黑色男子收回手,从托特霸胸口拖出一串微泛奇光的脏器,「血蝶的灵生…」
他才开口,周围所有人瞬间都围拢过来,像争食的鬣狗。
「首领我要!」
「给我,大哥!」
「我我我!首领我对您终身效命!坚忠无二!」
首领抬高了手,所有人更加激动,场面翻腾,如汹涌浪涛。他环顾四周,接着松手一抛,厅堂回响起一阵刺耳喧哗声,那副脏器落向场边一名不争不抢、体态瘦弱、面色蜡黄的男子;男子一把接住天上掉下来的大礼,在看清楚那物后,眼睛直发亮,激动万分,咚的一声,五体投地,对着首领伏拜不止,夸张而细碎的连声道谢…;首领连看也不看一眼,掉头离去,就在他的后腿迈出厅堂瞬间,得到脏器的男子感觉到周围扬起腾腾杀气,自己就像深陷饥饿狮群的肥羊,他抬头环顾,登时神色巨变,所有同伴已如吃人鬼魔狰狞凶恶扑来,堆成一堆儿人山,惊惨哀嚎埋没在吱吱喳喳混乱吵闹中。
「首领这是在做什么啊?」混乱场外,几个穿着艳辣的女人靠着珘光,「对血蝶的灵生之核处置竟如此草率。

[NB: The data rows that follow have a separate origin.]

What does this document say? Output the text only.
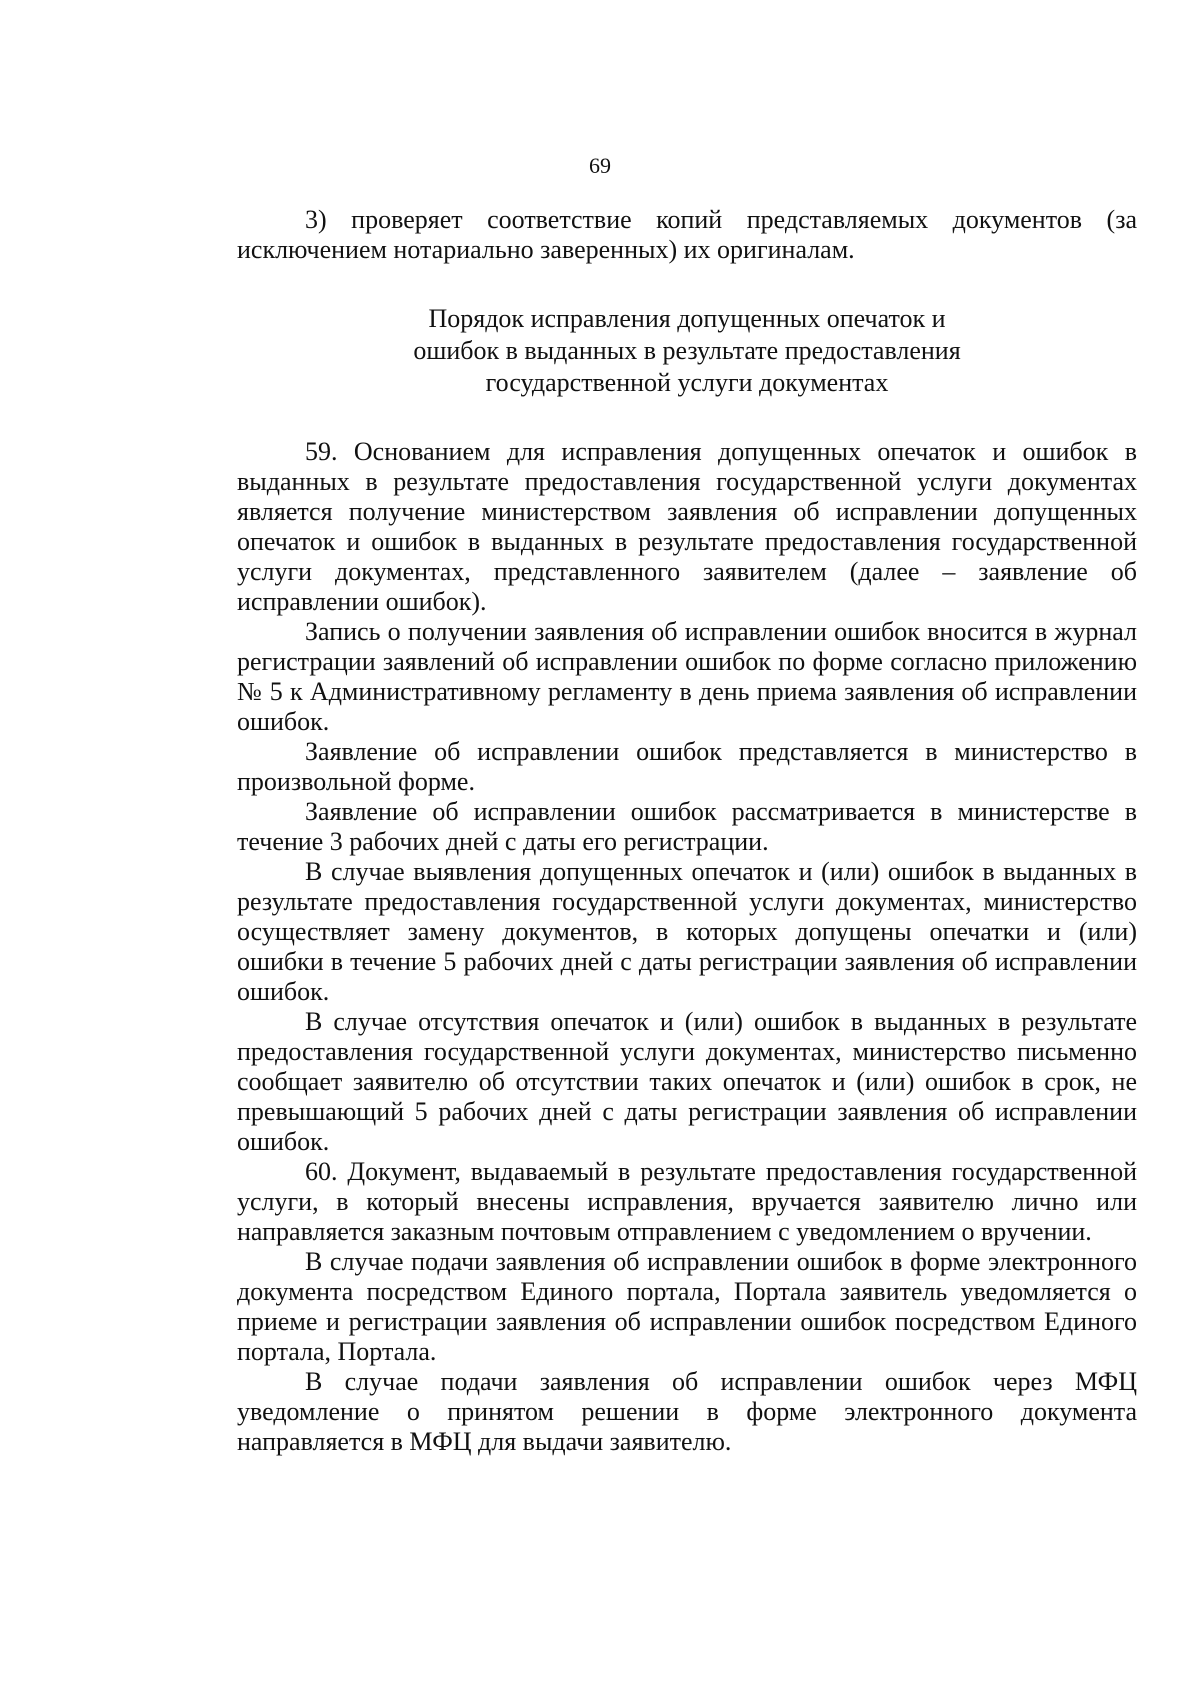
69

3) проверяет соответствие копий представляемых документов (за исключением нотариально заверенных) их оригиналам.

Порядок исправления допущенных опечаток и
ошибок в выданных в результате предоставления
государственной услуги документах

59. Основанием для исправления допущенных опечаток и ошибок в выданных в результате предоставления государственной услуги документах является получение министерством заявления об исправлении допущенных опечаток и ошибок в выданных в результате предоставления государственной услуги документах, представленного заявителем (далее – заявление об исправлении ошибок).

Запись о получении заявления об исправлении ошибок вносится в журнал регистрации заявлений об исправлении ошибок по форме согласно приложению № 5 к Административному регламенту в день приема заявления об исправлении ошибок.

Заявление об исправлении ошибок представляется в министерство в произвольной форме.

Заявление об исправлении ошибок рассматривается в министерстве в течение 3 рабочих дней с даты его регистрации.

В случае выявления допущенных опечаток и (или) ошибок в выданных в результате предоставления государственной услуги документах, министерство осуществляет замену документов, в которых допущены опечатки и (или) ошибки в течение 5 рабочих дней с даты регистрации заявления об исправлении ошибок.

В случае отсутствия опечаток и (или) ошибок в выданных в результате предоставления государственной услуги документах, министерство письменно сообщает заявителю об отсутствии таких опечаток и (или) ошибок в срок, не превышающий 5 рабочих дней с даты регистрации заявления об исправлении ошибок.

60. Документ, выдаваемый в результате предоставления государственной услуги, в который внесены исправления, вручается заявителю лично или направляется заказным почтовым отправлением с уведомлением о вручении.

В случае подачи заявления об исправлении ошибок в форме электронного документа посредством Единого портала, Портала заявитель уведомляется о приеме и регистрации заявления об исправлении ошибок посредством Единого портала, Портала.

В случае подачи заявления об исправлении ошибок через МФЦ уведомление о принятом решении в форме электронного документа направляется в МФЦ для выдачи заявителю.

太可惜了吧…」
「觉得可惜的话,你也可以去抢啊!」珘光语气中充满轻视。
「若我们珘光副首领去抢,定没人能抢赢你。」另一女子听出他不高兴,妩媚抚摸着男子袒露的结实胸膛,巴结道。
「你们不动脑子吗?首领在清理门户。」男人硬生生推开巴在自己身上的几个女人,走向幽廊,对跟来的手下发出训斥:「那些用处太低,尸位素餐的蠹虫,下次直接汰掉,别等到首领怪罪下来,可就麻烦大了。」说完,身子一旋,化作蓝焰消失。
「是,珘光大人。」
一道木与铁制成的厚重巨门前,旋出蓝焰,珘光的身影出现,门扉留有一条手臂粗的缝隙,里头昏暗森寒,灰白色烟雾袅袅,烟味呛鼻…

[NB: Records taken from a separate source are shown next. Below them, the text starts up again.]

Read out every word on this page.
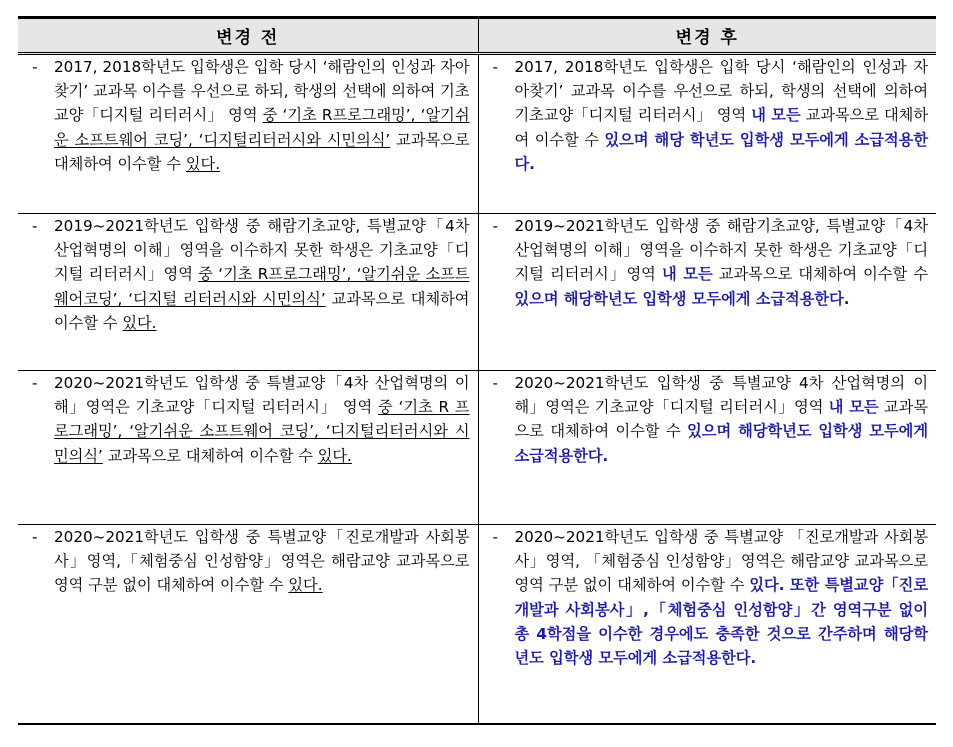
변경 전	변경 후

- 2017, 2018학년도 입학생은 입학 당시 ‘해람인의 인성과 자아찾기’ 교과목 이수를 우선으로 하되, 학생의 선택에 의하여 기초교양「디지털 리터러시」 영역 중 ‘기초 R프로그래밍’, ‘알기쉬운 소프트웨어 코딩’, ‘디지털리터러시와 시민의식’ 교과목으로 대체하여 이수할 수 있다.	- 2017, 2018학년도 입학생은 입학 당시 ‘해람인의 인성과 자아찾기’ 교과목 이수를 우선으로 하되, 학생의 선택에 의하여 기초교양「디지털 리터러시」 영역 내 모든 교과목으로 대체하여 이수할 수 있으며 해당 학년도 입학생 모두에게 소급적용한다.

- 2019~2021학년도 입학생 중 해람기초교양, 특별교양「4차 산업혁명의 이해」영역을 이수하지 못한 학생은 기초교양「디지털 리터러시」영역 중 ‘기초 R프로그래밍’, ‘알기쉬운 소프트웨어코딩’, ‘디지털 리터러시와 시민의식’ 교과목으로 대체하여 이수할 수 있다.	- 2019~2021학년도 입학생 중 해람기초교양, 특별교양「4차 산업혁명의 이해」영역을 이수하지 못한 학생은 기초교양「디지털 리터러시」영역 내 모든 교과목으로 대체하여 이수할 수 있으며 해당학년도 입학생 모두에게 소급적용한다.

- 2020~2021학년도 입학생 중 특별교양「4차 산업혁명의 이해」영역은 기초교양「디지털 리터러시」 영역 중 ‘기초 R 프로그래밍’, ‘알기쉬운 소프트웨어 코딩’, ‘디지털리터러시와 시민의식’ 교과목으로 대체하여 이수할 수 있다.	- 2020~2021학년도 입학생 중 특별교양 4차 산업혁명의 이해」영역은 기초교양「디지털 리터러시」영역 내 모든 교과목으로 대체하여 이수할 수 있으며 해당학년도 입학생 모두에게 소급적용한다.

- 2020~2021학년도 입학생 중 특별교양「진로개발과 사회봉사」영역,「체험중심 인성함양」영역은 해람교양 교과목으로 영역 구분 없이 대체하여 이수할 수 있다.	- 2020~2021학년도 입학생 중 특별교양 「진로개발과 사회봉사」영역, 「체험중심 인성함양」영역은 해람교양 교과목으로 영역 구분 없이 대체하여 이수할 수 있다. 또한 특별교양「진로개발과 사회봉사」,「체험중심 인성함양」간 영역구분 없이 총 4학점을 이수한 경우에도 충족한 것으로 간주하며 해당학년도 입학생 모두에게 소급적용한다.
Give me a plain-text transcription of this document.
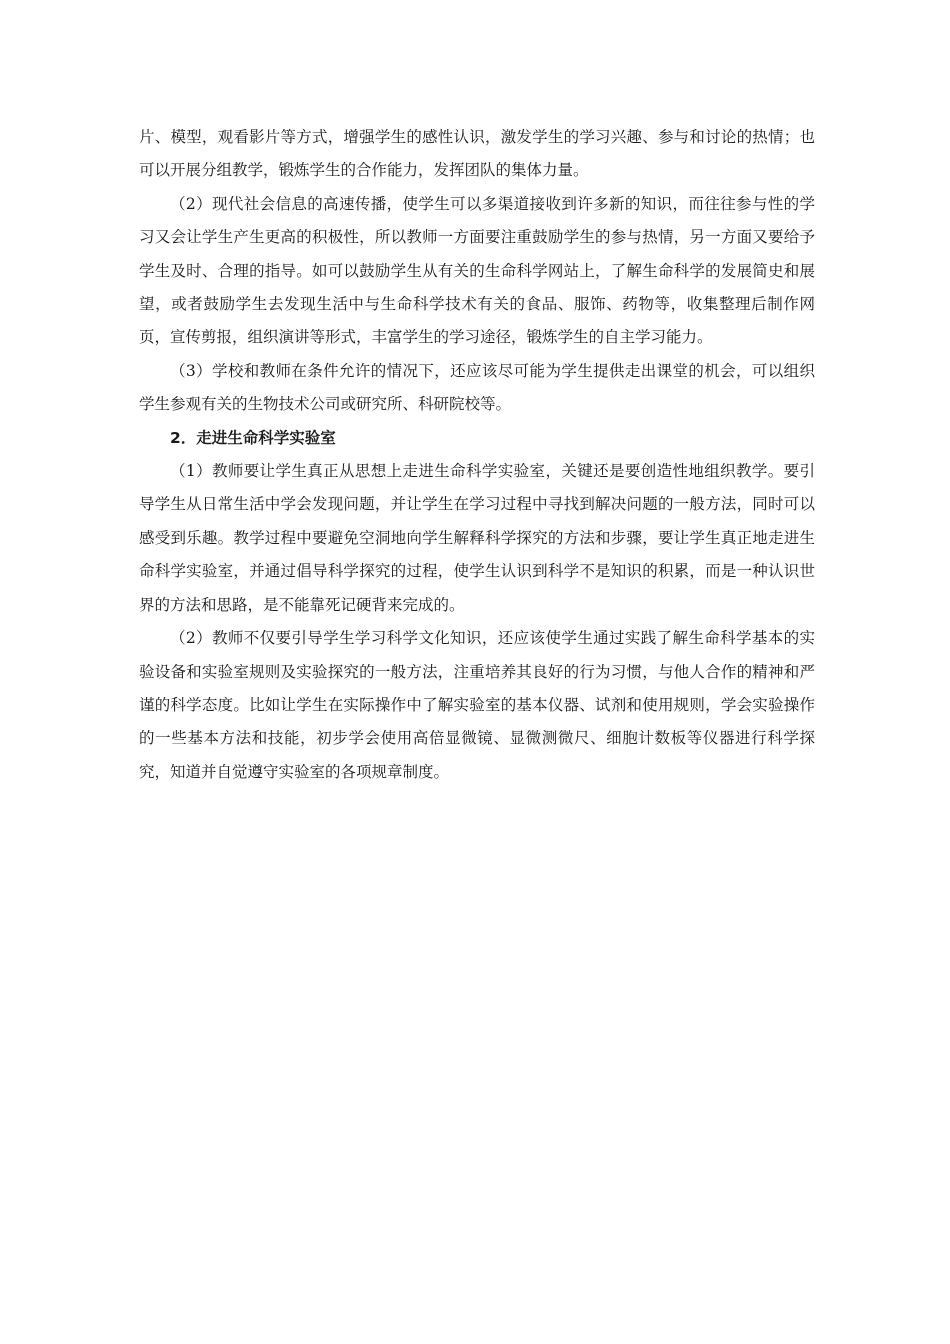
片、模型，观看影片等方式，增强学生的感性认识，激发学生的学习兴趣、参与和讨论的热情；也可以开展分组教学，锻炼学生的合作能力，发挥团队的集体力量。

（2）现代社会信息的高速传播，使学生可以多渠道接收到许多新的知识，而往往参与性的学习又会让学生产生更高的积极性，所以教师一方面要注重鼓励学生的参与热情，另一方面又要给予学生及时、合理的指导。如可以鼓励学生从有关的生命科学网站上，了解生命科学的发展简史和展望，或者鼓励学生去发现生活中与生命科学技术有关的食品、服饰、药物等，收集整理后制作网页，宣传剪报，组织演讲等形式，丰富学生的学习途径，锻炼学生的自主学习能力。

（3）学校和教师在条件允许的情况下，还应该尽可能为学生提供走出课堂的机会，可以组织学生参观有关的生物技术公司或研究所、科研院校等。

2．走进生命科学实验室

（1）教师要让学生真正从思想上走进生命科学实验室，关键还是要创造性地组织教学。要引导学生从日常生活中学会发现问题，并让学生在学习过程中寻找到解决问题的一般方法，同时可以感受到乐趣。教学过程中要避免空洞地向学生解释科学探究的方法和步骤，要让学生真正地走进生命科学实验室，并通过倡导科学探究的过程，使学生认识到科学不是知识的积累，而是一种认识世界的方法和思路，是不能靠死记硬背来完成的。

（2）教师不仅要引导学生学习科学文化知识，还应该使学生通过实践了解生命科学基本的实验设备和实验室规则及实验探究的一般方法，注重培养其良好的行为习惯，与他人合作的精神和严谨的科学态度。比如让学生在实际操作中了解实验室的基本仪器、试剂和使用规则，学会实验操作的一些基本方法和技能，初步学会使用高倍显微镜、显微测微尺、细胞计数板等仪器进行科学探究，知道并自觉遵守实验室的各项规章制度。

「首领…」珘光低着头,谨慎感受着门后,低声发问,「兄弟想不透,你为何如此轻易让出了血蝶的灵生。」
门后是逼死人的沉闷,隐约有女人细微呻吟,珘光维持低头姿势不动,静静等候。
沉寂许久的烟雾中,传来声若有似无的冷哼,慵懒道:「我爱给谁就给谁。怎么?你嫌我处置的太草率?」
「不敢。只是觉得这不寻常。」珘光感觉到对方心情很差,他听见烟雾里原本舒爽呻吟的女人,转为一种窒息的挣扎闷哼,接着便安静了…于是起了退意,改口:「无妨,兄弟先告退,我们改日再聊。」
「血蝶的灵生精华早被吸光了,徒留鸡肋空壳。」
「哦,被吸光了?」珘光强压下满心激动,镇静回道。
门内又说:「正因为血蝶惨遭掏空,才能被托特霸占尽便宜…」
「看来之前抓到的虫子根本没搞清楚真相。」珘光说:「只是,谁有这个能耐,能将血蝶…莫非…血帝那边开始活跃了?!不对,托特霸说过对方只是一个普通寄主。」
「怎么可能普通?会被血蝶找上,说明猎物绝不会是那些只知道要借用灵生变强的渣子。」
珘光恍然大悟:「噢!难道,宿主不是重点,而是他身上的…可是不对啊,若宿主不够强,很快就会被寄宿灵生反噬,况且,若有这般人物出现,咱们鸦殇岭,不,应该说整个血原,尤其血帝那边,又怎么会毫不知情?这到底是怎么回事?」
「要知道怎么回事很简单,布线出去,把重伤血蝶的人抓回来,并派人暗中监视血帝那边一举一动。」